Das Spannungsfeld zwischen Jazz und Folk ist für alle Involvierten eine immer wieder gern genutzte Spielwiese. Für die Musiker sowieso, denn hier müssen sie sich nicht auf das eine oder andere Lager festlegen und können nach Herzenslust heimatliche Klänge und die ungeschriebenen Gesetze des Jazz miteinander kombinieren.

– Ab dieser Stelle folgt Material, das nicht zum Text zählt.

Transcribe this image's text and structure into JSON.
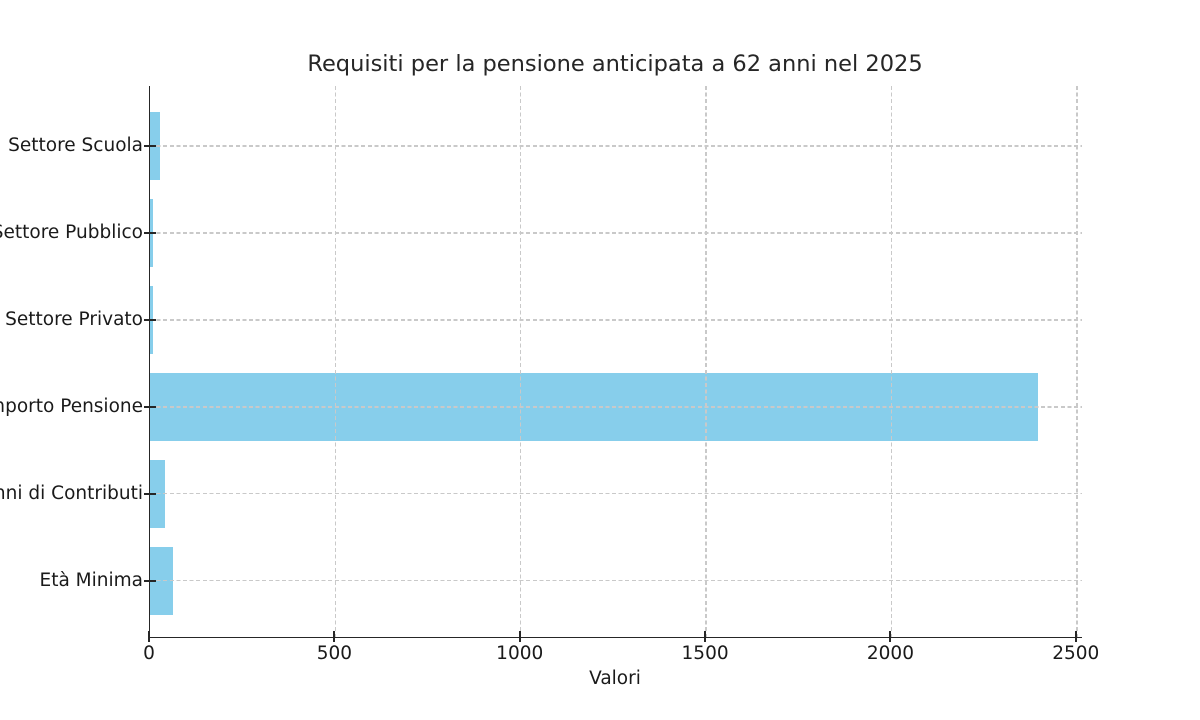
{
  "chart_data": {
    "type": "bar",
    "orientation": "horizontal",
    "title": "Requisiti per la pensione anticipata a 62 anni nel 2025",
    "xlabel": "Valori",
    "ylabel": "",
    "categories": [
      "Settore Scuola",
      "Settore Pubblico",
      "Settore Privato",
      "Importo Pensione",
      "Anni di Contributi",
      "Età Minima"
    ],
    "category_order": "top to bottom",
    "values": [
      28,
      9,
      7,
      2394.44,
      41,
      62
    ],
    "xlim": [
      0,
      2514
    ],
    "xticks": [
      0,
      500,
      1000,
      1500,
      2000,
      2500
    ],
    "bar_color": "#87CEEB",
    "grid": true,
    "grid_color": "#c9c9c9",
    "grid_style": "dashed, drawn over bars",
    "axis_color": "#262626",
    "text_color": "#1a1a1a",
    "legend": false
  }
}
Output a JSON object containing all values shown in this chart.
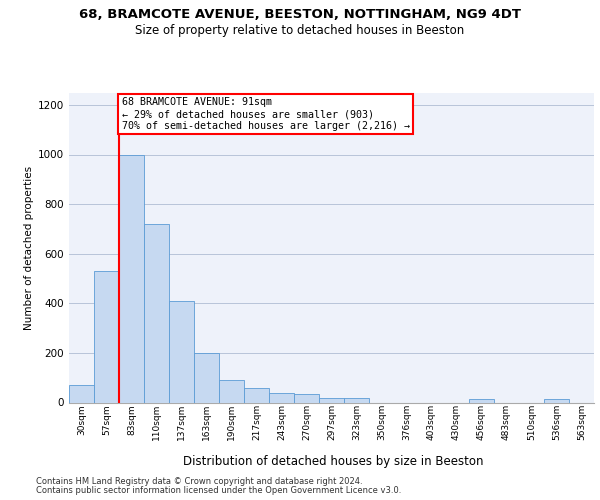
{
  "title1": "68, BRAMCOTE AVENUE, BEESTON, NOTTINGHAM, NG9 4DT",
  "title2": "Size of property relative to detached houses in Beeston",
  "xlabel": "Distribution of detached houses by size in Beeston",
  "ylabel": "Number of detached properties",
  "footnote1": "Contains HM Land Registry data © Crown copyright and database right 2024.",
  "footnote2": "Contains public sector information licensed under the Open Government Licence v3.0.",
  "bin_labels": [
    "30sqm",
    "57sqm",
    "83sqm",
    "110sqm",
    "137sqm",
    "163sqm",
    "190sqm",
    "217sqm",
    "243sqm",
    "270sqm",
    "297sqm",
    "323sqm",
    "350sqm",
    "376sqm",
    "403sqm",
    "430sqm",
    "456sqm",
    "483sqm",
    "510sqm",
    "536sqm",
    "563sqm"
  ],
  "bar_values": [
    70,
    530,
    1000,
    720,
    410,
    200,
    90,
    60,
    40,
    35,
    20,
    20,
    0,
    0,
    0,
    0,
    15,
    0,
    0,
    15,
    0
  ],
  "bar_color": "#c6d9f1",
  "bar_edge_color": "#5b9bd5",
  "grid_color": "#b8c4d8",
  "bg_color": "#eef2fa",
  "red_line_bin_index": 2,
  "annotation_lines": [
    "68 BRAMCOTE AVENUE: 91sqm",
    "← 29% of detached houses are smaller (903)",
    "70% of semi-detached houses are larger (2,216) →"
  ],
  "ylim": [
    0,
    1250
  ],
  "yticks": [
    0,
    200,
    400,
    600,
    800,
    1000,
    1200
  ]
}
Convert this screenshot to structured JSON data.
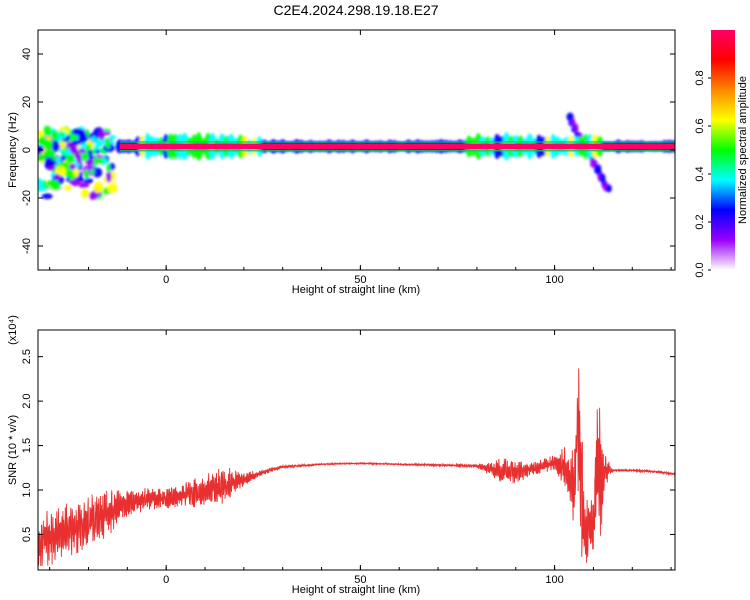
{
  "title": "C2E4.2024.298.19.18.E27",
  "chart_data": [
    {
      "type": "heatmap",
      "xlabel": "Height of straight line (km)",
      "ylabel": "Frequency (Hz)",
      "xlim": [
        -33,
        131
      ],
      "ylim": [
        -50,
        50
      ],
      "xticks": [
        0,
        50,
        100
      ],
      "xtick_labels": [
        "0",
        "50",
        "100"
      ],
      "yticks": [
        -40,
        -20,
        0,
        20,
        40
      ],
      "ytick_labels": [
        "-40",
        "-20",
        "0",
        "20",
        "40"
      ],
      "colorbar": {
        "label": "Normalized spectral amplitude",
        "ticks": [
          0.0,
          0.2,
          0.4,
          0.6,
          0.8
        ],
        "tick_labels": [
          "0.0",
          "0.2",
          "0.4",
          "0.6",
          "0.8"
        ],
        "colors": [
          "#ffffff",
          "#9900ff",
          "#0000ff",
          "#00ffff",
          "#00ff00",
          "#ffff00",
          "#ff8800",
          "#ff0000",
          "#ff0066"
        ]
      },
      "features": [
        {
          "kind": "band",
          "x": [
            -12,
            131
          ],
          "freq_center": 1.5,
          "freq_halfwidth": 1.2,
          "amplitude": 1.0
        },
        {
          "kind": "scatter",
          "x": [
            -33,
            -13
          ],
          "freq": [
            -20,
            8
          ],
          "amplitude": 0.5
        },
        {
          "kind": "streak",
          "x": [
            104,
            114
          ],
          "freq": [
            13,
            -17
          ],
          "amplitude": 0.25
        }
      ]
    },
    {
      "type": "line",
      "xlabel": "Height of straight line (km)",
      "ylabel": "SNR (10 * v/v)",
      "yscale_label": "(x10⁴)",
      "xlim": [
        -33,
        131
      ],
      "ylim": [
        0.1,
        2.8
      ],
      "xticks": [
        0,
        50,
        100
      ],
      "xtick_labels": [
        "0",
        "50",
        "100"
      ],
      "yticks": [
        0.5,
        1.0,
        1.5,
        2.0,
        2.5
      ],
      "ytick_labels": [
        "0.5",
        "1.0",
        "1.5",
        "2.0",
        "2.5"
      ],
      "color": "#e83030",
      "envelope": {
        "x": [
          -33,
          -25,
          -20,
          -15,
          -10,
          -5,
          0,
          5,
          10,
          15,
          20,
          25,
          30,
          40,
          50,
          60,
          70,
          80,
          85,
          90,
          95,
          100,
          103,
          105,
          106,
          107,
          108,
          109,
          110,
          111,
          112,
          113,
          115,
          120,
          125,
          131
        ],
        "y": [
          0.4,
          0.55,
          0.65,
          0.75,
          0.85,
          0.9,
          0.9,
          0.95,
          1.0,
          1.05,
          1.12,
          1.2,
          1.26,
          1.29,
          1.3,
          1.29,
          1.28,
          1.27,
          1.22,
          1.2,
          1.25,
          1.3,
          1.25,
          1.0,
          1.8,
          0.9,
          0.5,
          0.55,
          0.6,
          1.4,
          1.1,
          1.22,
          1.22,
          1.22,
          1.21,
          1.18
        ]
      },
      "oscillation": {
        "x": [
          -33,
          -15,
          -10,
          0,
          5,
          10,
          15,
          20,
          25,
          30,
          40,
          50,
          60,
          70,
          80,
          83,
          86,
          90,
          95,
          100,
          104,
          106,
          107,
          108,
          110,
          112,
          113,
          115,
          131
        ],
        "amp": [
          0.35,
          0.28,
          0.15,
          0.12,
          0.14,
          0.2,
          0.22,
          0.08,
          0.04,
          0.02,
          0.01,
          0.01,
          0.01,
          0.015,
          0.02,
          0.08,
          0.16,
          0.14,
          0.08,
          0.1,
          0.3,
          0.9,
          0.85,
          0.4,
          0.4,
          0.8,
          0.2,
          0.015,
          0.015
        ]
      }
    }
  ]
}
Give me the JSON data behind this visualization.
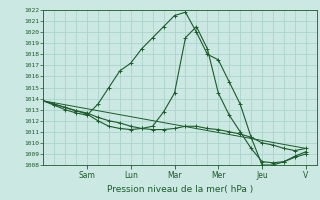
{
  "title": "Pression niveau de la mer( hPa )",
  "bg_color": "#cce8e2",
  "grid_color": "#aad4cc",
  "line_color": "#1a5c2a",
  "ylim": [
    1008,
    1022
  ],
  "yticks": [
    1008,
    1009,
    1010,
    1011,
    1012,
    1013,
    1014,
    1015,
    1016,
    1017,
    1018,
    1019,
    1020,
    1021,
    1022
  ],
  "day_labels": [
    "Sam",
    "Lun",
    "Mar",
    "Mer",
    "Jeu",
    "V"
  ],
  "day_positions": [
    2.0,
    4.0,
    6.0,
    8.0,
    10.0,
    12.0
  ],
  "xlim": [
    0,
    12.5
  ],
  "series": [
    {
      "x": [
        0,
        0.5,
        1.0,
        1.5,
        2.0,
        2.5,
        3.0,
        3.5,
        4.0,
        4.5,
        5.0,
        5.5,
        6.0,
        6.5,
        7.0,
        7.5,
        8.0,
        8.5,
        9.0,
        9.5,
        10.0,
        10.5,
        11.0,
        11.5,
        12.0
      ],
      "y": [
        1013.8,
        1013.4,
        1013.0,
        1012.7,
        1012.5,
        1013.5,
        1015.0,
        1016.5,
        1017.2,
        1018.5,
        1019.5,
        1020.5,
        1021.5,
        1021.8,
        1020.0,
        1018.0,
        1017.5,
        1015.5,
        1013.5,
        1010.5,
        1008.0,
        1008.0,
        1008.3,
        1008.8,
        1009.2
      ]
    },
    {
      "x": [
        0,
        0.5,
        1.0,
        1.5,
        2.0,
        2.5,
        3.0,
        3.5,
        4.0,
        4.5,
        5.0,
        5.5,
        6.0,
        6.5,
        7.0,
        7.5,
        8.0,
        8.5,
        9.0,
        9.5,
        10.0,
        10.5,
        11.0,
        11.5,
        12.0
      ],
      "y": [
        1013.8,
        1013.5,
        1013.2,
        1012.9,
        1012.6,
        1012.0,
        1011.5,
        1011.3,
        1011.2,
        1011.3,
        1011.5,
        1012.8,
        1014.5,
        1019.5,
        1020.5,
        1018.5,
        1014.5,
        1012.5,
        1011.0,
        1009.5,
        1008.3,
        1008.2,
        1008.3,
        1008.7,
        1009.0
      ]
    },
    {
      "x": [
        0,
        0.5,
        1.0,
        1.5,
        2.0,
        2.5,
        3.0,
        3.5,
        4.0,
        4.5,
        5.0,
        5.5,
        6.0,
        6.5,
        7.0,
        7.5,
        8.0,
        8.5,
        9.0,
        9.5,
        10.0,
        10.5,
        11.0,
        11.5,
        12.0
      ],
      "y": [
        1013.8,
        1013.5,
        1013.2,
        1012.9,
        1012.7,
        1012.3,
        1012.0,
        1011.8,
        1011.5,
        1011.3,
        1011.2,
        1011.2,
        1011.3,
        1011.5,
        1011.5,
        1011.3,
        1011.2,
        1011.0,
        1010.8,
        1010.5,
        1010.0,
        1009.8,
        1009.5,
        1009.3,
        1009.5
      ]
    },
    {
      "x": [
        0,
        12.0
      ],
      "y": [
        1013.8,
        1009.5
      ]
    }
  ]
}
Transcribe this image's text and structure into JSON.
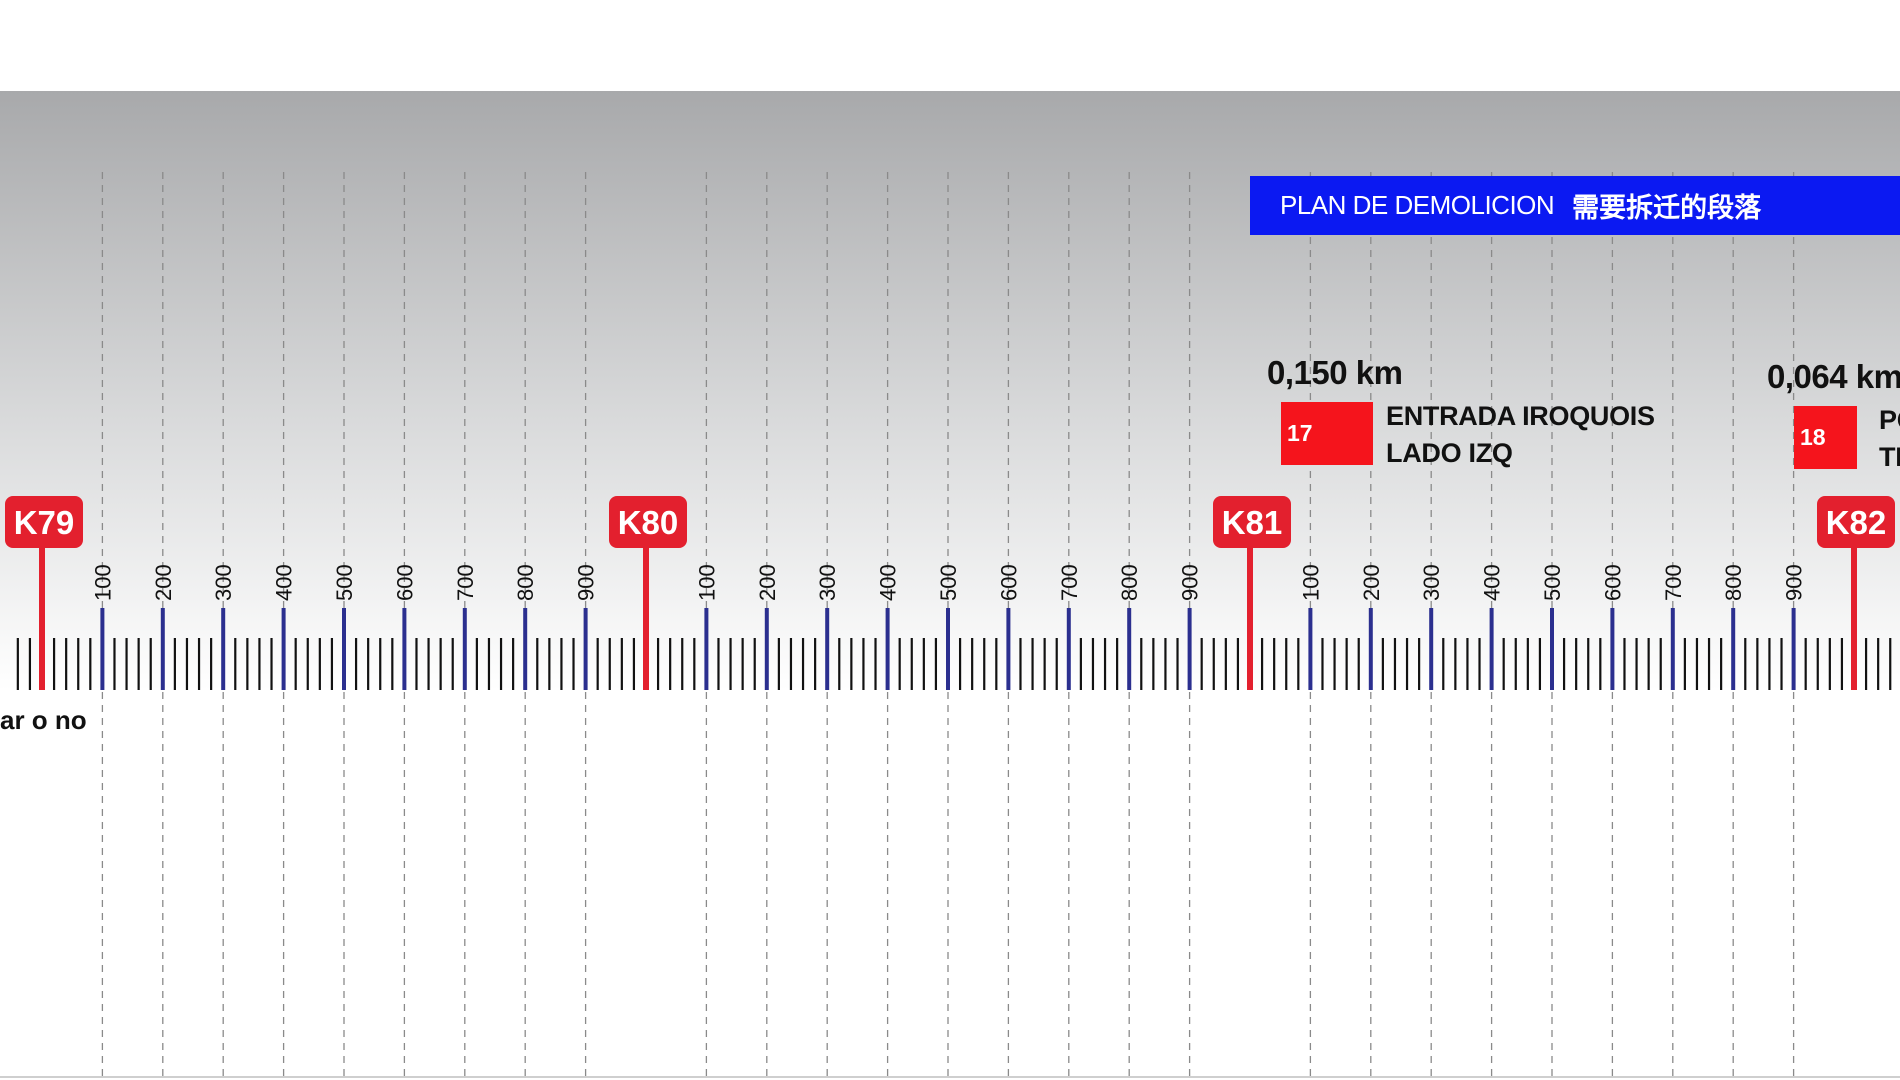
{
  "banner": {
    "label": "PLAN DE DEMOLICION",
    "label_cn": "需要拆迁的段落"
  },
  "left_note": "ar o no",
  "kilometers": [
    {
      "label": "K79"
    },
    {
      "label": "K80"
    },
    {
      "label": "K81"
    },
    {
      "label": "K82"
    }
  ],
  "sub_ticks": [
    "100",
    "200",
    "300",
    "400",
    "500",
    "600",
    "700",
    "800",
    "900"
  ],
  "items": [
    {
      "number": "17",
      "distance": "0,150 km",
      "line1": "ENTRADA IROQUOIS",
      "line2": "LADO IZQ"
    },
    {
      "number": "18",
      "distance": "0,064 km",
      "line1": "PC",
      "line2": "TI"
    }
  ],
  "colors": {
    "km_marker": "#e3202e",
    "sub_tick": "#2b2f8f",
    "minor_tick": "#111111",
    "banner": "#0b19f2",
    "item_box": "#f5141c"
  }
}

Und auch der Rezipient, also der Musikfreund zuhause an den Lautsprechern oder auswärts auf einem Festival, wird mit anspruchsvoller Ware bedient, profitiert vom professionellen Umgang der Musiker mit ihren teilweise ungewöhnlichen Geräten. Auch die Formation Hijaz aus Belgien mäandert besetzungsbedingt zwischen allerlei Kulturen. Der Oud-Spieler Moufadhel Adhoum und der griechisch-belgische Pianist Niko Deman gründeten 2004 dieses Ensemble, das außerdem noch aus dem marokkanischen Perkussionisten Azzedine Jazouli, dem belgischen Schlag­zeuger Chryster Aerts und dem Bassisten Vincent Noiret besteht. Ergänzt wird Hijaz noch unter anderen vom armenischen Dudukspieler Vardan Hovanissian und dem ungarischen Geiger Tcha Limberger. Die acht Stücke auf „Chemsi” sind sicher mehr dem Jazz zuzuordnen als der Folklore. Zu sehr halten sich die Musiker an die stille Post des Verhaltens- und Improvisationskodexes von traditioneller Jazzmusik. Und so sind die großen Crossover-Vorbilder Anouar Brahem und Rabih Abou-Khalil zwar latent präsent, werden aber von Hijaz geschickt in eine eigene Sprache umgemünzt.